Its muzzle rammed hard against the Russian, the weapon’s kick was vicious. Prepared though he was, Dooley’s arm was momentarily numbed as the bayonet withdrew.
A whistling sigh escaped the blade’s victim, cut short as the big man’s boot crushed his kneecap and sent him tumbling down the stairs. It was a body that hit the landing below, almost falling on another Russian who was making ready to hurl a grenade. The snap shot that Dooley followed up with didn’t hit him, but whined past the grenadier, close enough to startle him and cause him to hold on to the bomb a fraction too long.

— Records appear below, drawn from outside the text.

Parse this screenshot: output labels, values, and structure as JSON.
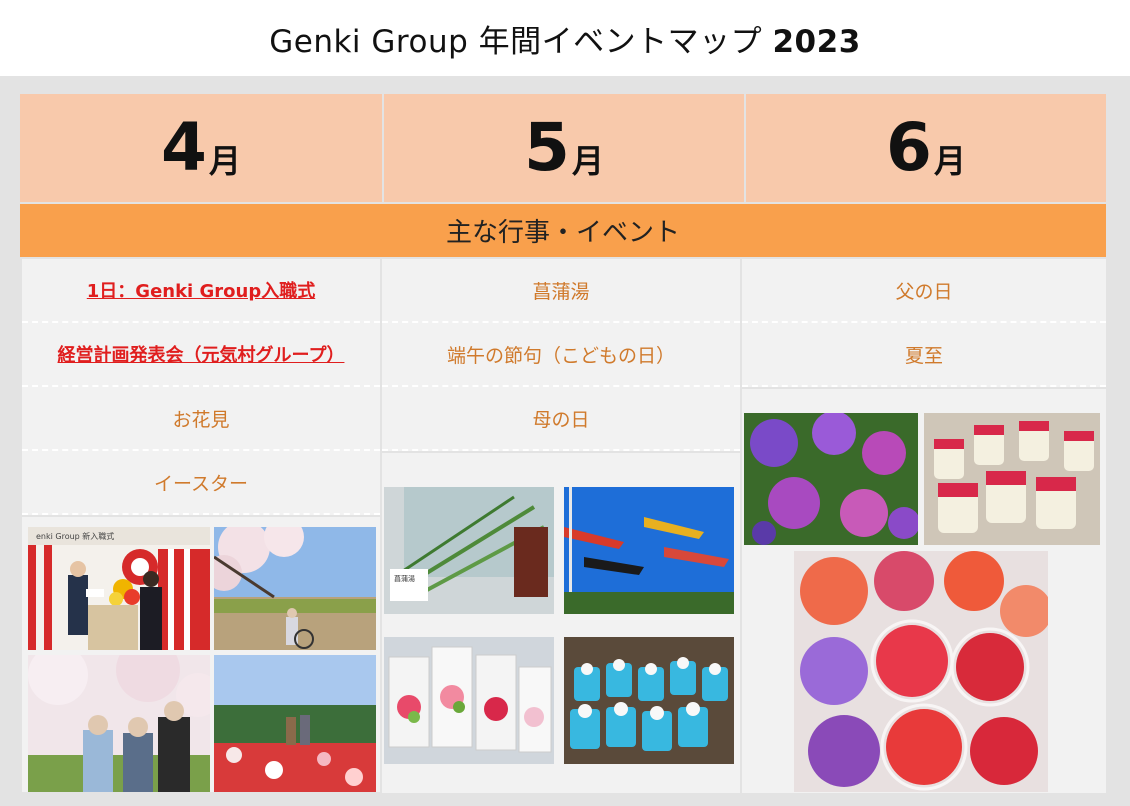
{
  "title": {
    "text": "Genki Group 年間イベントマップ ",
    "year": "2023"
  },
  "months": [
    {
      "num": "4",
      "unit": "月"
    },
    {
      "num": "5",
      "unit": "月"
    },
    {
      "num": "6",
      "unit": "月"
    }
  ],
  "band": "主な行事・イベント",
  "april_events": [
    "1日：Genki Group入職式",
    "経営計画発表会（元気村グループ）",
    "お花見",
    "イースター"
  ],
  "may_events": [
    "菖蒲湯",
    "端午の節句（こどもの日）",
    "母の日"
  ],
  "june_events": [
    "父の日",
    "夏至"
  ],
  "photo_texts": {
    "ceremony_sign": "enki Group 新入職式",
    "iris_sign": "菖蒲湯"
  },
  "colors": {
    "month_header": "#f8c9ab",
    "band": "#f9a04c",
    "event_text": "#d07a2c",
    "highlight_text": "#e01e1e",
    "cell": "#f2f2f2"
  }
}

‘Hey, that was an own goal, how about that?’ Dooley realised that the celebration might have been a little premature when a long burst of machine gun fire came up through the boards beside him, and slivers of wood lanced into his calf. ‘Fuck that. Ain’t you broken through that wall yet?’ There was no answer. He backed up a few paces along the corridor, and another crackle of fire came through precisely where he’d been standing. ‘Come on, it can’t be taking you that long. If they can shove stuff up through the floors, you must be able to get through to next door.’